2004 yılında askerlik yaptığım birliğimdeki askerlerin yaklaşık yüzde 10u okuma yazma bilmiyordu. önemli bir kısmı kürttü tabi, bir iki tane de türk vardı. 1983-84 doğumlu çocukların okumasının olmaması bambaşka bir soruna işaret ediyor tabi ama hadi neyse, şimdi mesele bu değil.
iki dil bir bavuldaki çocuklar önce türkçe konuşmayı, ondan sonra okuma yazma öğrenecekler gibi görünüyor. zaten 5 yılda ancak türkçe ve bir iki matematik işlemi öğrenebiliyorlardır. belki temel bazı tarih ve coğrafya bilgileri falan. ama cumhuriyet eşit yurttaşlar yetiştirmek için kurulmuş bir rejimdir. hatta kürtler cumhurbaşkanı bile oldulardı bu ülkede! ve ismet inönüde bile vardı değil mi bir taraftan kürtlük.

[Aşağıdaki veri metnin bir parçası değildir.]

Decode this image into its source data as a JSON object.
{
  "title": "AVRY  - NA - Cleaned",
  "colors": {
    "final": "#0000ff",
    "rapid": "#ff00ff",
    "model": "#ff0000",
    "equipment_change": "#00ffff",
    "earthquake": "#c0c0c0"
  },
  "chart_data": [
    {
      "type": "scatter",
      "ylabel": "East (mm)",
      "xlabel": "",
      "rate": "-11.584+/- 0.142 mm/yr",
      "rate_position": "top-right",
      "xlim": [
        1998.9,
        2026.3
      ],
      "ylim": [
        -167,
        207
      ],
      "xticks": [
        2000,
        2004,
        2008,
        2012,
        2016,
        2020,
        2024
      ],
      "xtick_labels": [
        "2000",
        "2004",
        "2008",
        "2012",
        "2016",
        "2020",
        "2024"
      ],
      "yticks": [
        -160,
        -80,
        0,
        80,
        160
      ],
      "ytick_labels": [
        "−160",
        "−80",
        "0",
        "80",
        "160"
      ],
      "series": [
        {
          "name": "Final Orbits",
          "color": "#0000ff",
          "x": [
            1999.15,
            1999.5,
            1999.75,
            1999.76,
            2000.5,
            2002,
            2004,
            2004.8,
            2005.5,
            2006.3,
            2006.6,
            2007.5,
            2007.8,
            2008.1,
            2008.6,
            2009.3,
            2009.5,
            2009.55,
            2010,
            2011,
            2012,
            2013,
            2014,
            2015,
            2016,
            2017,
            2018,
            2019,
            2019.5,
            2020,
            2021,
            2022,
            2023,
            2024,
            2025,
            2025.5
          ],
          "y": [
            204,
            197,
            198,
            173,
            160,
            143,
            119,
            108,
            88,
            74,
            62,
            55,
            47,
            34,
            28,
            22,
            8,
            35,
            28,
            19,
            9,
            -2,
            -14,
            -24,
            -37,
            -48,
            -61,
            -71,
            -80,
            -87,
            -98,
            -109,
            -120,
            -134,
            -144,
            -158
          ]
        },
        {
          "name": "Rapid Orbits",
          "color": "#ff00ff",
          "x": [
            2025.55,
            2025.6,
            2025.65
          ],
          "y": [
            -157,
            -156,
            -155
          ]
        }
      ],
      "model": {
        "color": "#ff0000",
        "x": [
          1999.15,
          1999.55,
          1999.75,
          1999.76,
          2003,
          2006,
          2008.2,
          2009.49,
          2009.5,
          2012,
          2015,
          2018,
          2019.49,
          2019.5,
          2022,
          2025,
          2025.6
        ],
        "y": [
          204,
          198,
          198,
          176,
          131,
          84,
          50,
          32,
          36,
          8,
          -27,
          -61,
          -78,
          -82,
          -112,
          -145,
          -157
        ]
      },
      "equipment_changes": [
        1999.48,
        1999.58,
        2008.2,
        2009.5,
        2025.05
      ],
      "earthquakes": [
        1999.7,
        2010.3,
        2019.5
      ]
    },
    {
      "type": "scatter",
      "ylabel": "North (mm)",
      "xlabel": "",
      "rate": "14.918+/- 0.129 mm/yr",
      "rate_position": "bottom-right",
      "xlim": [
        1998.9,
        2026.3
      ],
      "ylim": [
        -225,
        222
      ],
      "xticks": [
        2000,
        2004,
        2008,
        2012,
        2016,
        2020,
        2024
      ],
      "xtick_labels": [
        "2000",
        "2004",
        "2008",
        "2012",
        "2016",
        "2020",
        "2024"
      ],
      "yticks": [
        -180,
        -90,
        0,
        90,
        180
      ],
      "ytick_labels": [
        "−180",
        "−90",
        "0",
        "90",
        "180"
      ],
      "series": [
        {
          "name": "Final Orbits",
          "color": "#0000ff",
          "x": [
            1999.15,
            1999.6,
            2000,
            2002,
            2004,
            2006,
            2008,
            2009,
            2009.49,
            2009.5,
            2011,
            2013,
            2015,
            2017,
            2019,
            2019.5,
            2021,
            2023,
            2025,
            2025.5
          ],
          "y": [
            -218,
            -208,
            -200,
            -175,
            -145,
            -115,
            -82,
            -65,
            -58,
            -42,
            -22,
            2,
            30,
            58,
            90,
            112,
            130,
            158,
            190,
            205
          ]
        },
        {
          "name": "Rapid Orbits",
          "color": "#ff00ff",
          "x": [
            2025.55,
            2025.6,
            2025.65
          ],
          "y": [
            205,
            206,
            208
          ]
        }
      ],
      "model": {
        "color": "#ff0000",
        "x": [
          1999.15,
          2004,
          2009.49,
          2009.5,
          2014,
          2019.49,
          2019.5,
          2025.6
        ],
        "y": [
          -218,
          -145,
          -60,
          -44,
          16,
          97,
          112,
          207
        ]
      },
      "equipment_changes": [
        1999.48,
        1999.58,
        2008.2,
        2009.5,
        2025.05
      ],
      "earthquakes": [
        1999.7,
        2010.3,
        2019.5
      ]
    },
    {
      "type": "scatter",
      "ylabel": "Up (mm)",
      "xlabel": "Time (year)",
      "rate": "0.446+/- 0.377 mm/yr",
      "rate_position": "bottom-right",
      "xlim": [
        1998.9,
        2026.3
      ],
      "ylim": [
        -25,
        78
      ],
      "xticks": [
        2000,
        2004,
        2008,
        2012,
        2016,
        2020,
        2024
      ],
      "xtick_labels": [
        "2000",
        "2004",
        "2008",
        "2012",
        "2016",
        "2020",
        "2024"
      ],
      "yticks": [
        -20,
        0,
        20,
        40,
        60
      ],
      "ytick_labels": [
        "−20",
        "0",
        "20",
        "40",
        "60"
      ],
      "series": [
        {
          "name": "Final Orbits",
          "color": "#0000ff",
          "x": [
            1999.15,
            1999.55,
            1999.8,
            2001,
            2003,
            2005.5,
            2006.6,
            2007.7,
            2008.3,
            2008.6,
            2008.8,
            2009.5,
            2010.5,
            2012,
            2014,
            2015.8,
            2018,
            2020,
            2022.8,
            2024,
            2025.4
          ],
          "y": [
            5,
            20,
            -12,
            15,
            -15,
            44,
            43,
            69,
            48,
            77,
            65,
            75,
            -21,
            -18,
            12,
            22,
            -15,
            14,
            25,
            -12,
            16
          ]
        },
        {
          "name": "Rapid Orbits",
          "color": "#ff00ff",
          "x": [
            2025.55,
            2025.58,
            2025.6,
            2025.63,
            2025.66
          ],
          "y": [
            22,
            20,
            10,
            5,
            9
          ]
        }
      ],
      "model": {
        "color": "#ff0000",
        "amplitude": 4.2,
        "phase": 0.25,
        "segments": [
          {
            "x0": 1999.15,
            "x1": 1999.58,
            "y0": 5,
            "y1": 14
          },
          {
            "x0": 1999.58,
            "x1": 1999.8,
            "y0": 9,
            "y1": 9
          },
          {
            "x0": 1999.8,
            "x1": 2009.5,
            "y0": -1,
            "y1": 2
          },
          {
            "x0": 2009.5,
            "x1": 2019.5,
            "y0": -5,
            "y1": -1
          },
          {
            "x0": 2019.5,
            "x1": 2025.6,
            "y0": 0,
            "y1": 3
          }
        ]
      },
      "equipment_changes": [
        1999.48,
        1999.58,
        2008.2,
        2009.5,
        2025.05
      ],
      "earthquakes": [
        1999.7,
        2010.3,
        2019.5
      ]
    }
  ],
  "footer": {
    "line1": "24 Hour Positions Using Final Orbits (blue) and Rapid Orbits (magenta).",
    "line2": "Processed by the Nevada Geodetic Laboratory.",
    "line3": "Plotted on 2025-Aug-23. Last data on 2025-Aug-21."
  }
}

iki dil bir bavul, bazı gerçekleri bize sinema aracılığıyla anlatma derdinden başka bir dert taşımıyor.
nefes nasıl insanın bir dramını askerlik dolayımıyla bize anlatıyorsa, iki dil bir bavul da ülkenin içinde bulunduğu ama içinde bulunmuyormuş gibi davrandığı bir durumu bize anlatıyor; bu sefer askerlerin değil, çocukların vasıtasıyla...
çünkü türkiyede bazı insanların ana dilleri türkçe değildir ve biz gerçeği bazen beğenmesek de gerçek maalesef öyledir. dillerine her ne kadar kart, her ne kadar kurt ve de onlara her ne kadar dağ türkü desek de, onlar aramızda birtakım bağların ama bazen de dağların olduğu, başka tür özellikler taşıyabilen insanlardır. bize bazen bizden daha yakın, bazense çok uzak. ama aynı okula gittiğimiz, aynı bakkaldan sanayağı aldığımız, aynı doktorda tedavi olduğumuz ve aynı takımı tuttuğumuz insanlardır.
birbirimizi öldürmekten de pek çekinmiyoruz yıllardır. umarım iki dil bir bavul gibi eserler yaygınlaşır ve birbirimizi anlama yolunda bazı mesafeler kat edilir. birbirimizi öldürüyor olmaktan utanırız belki böylece.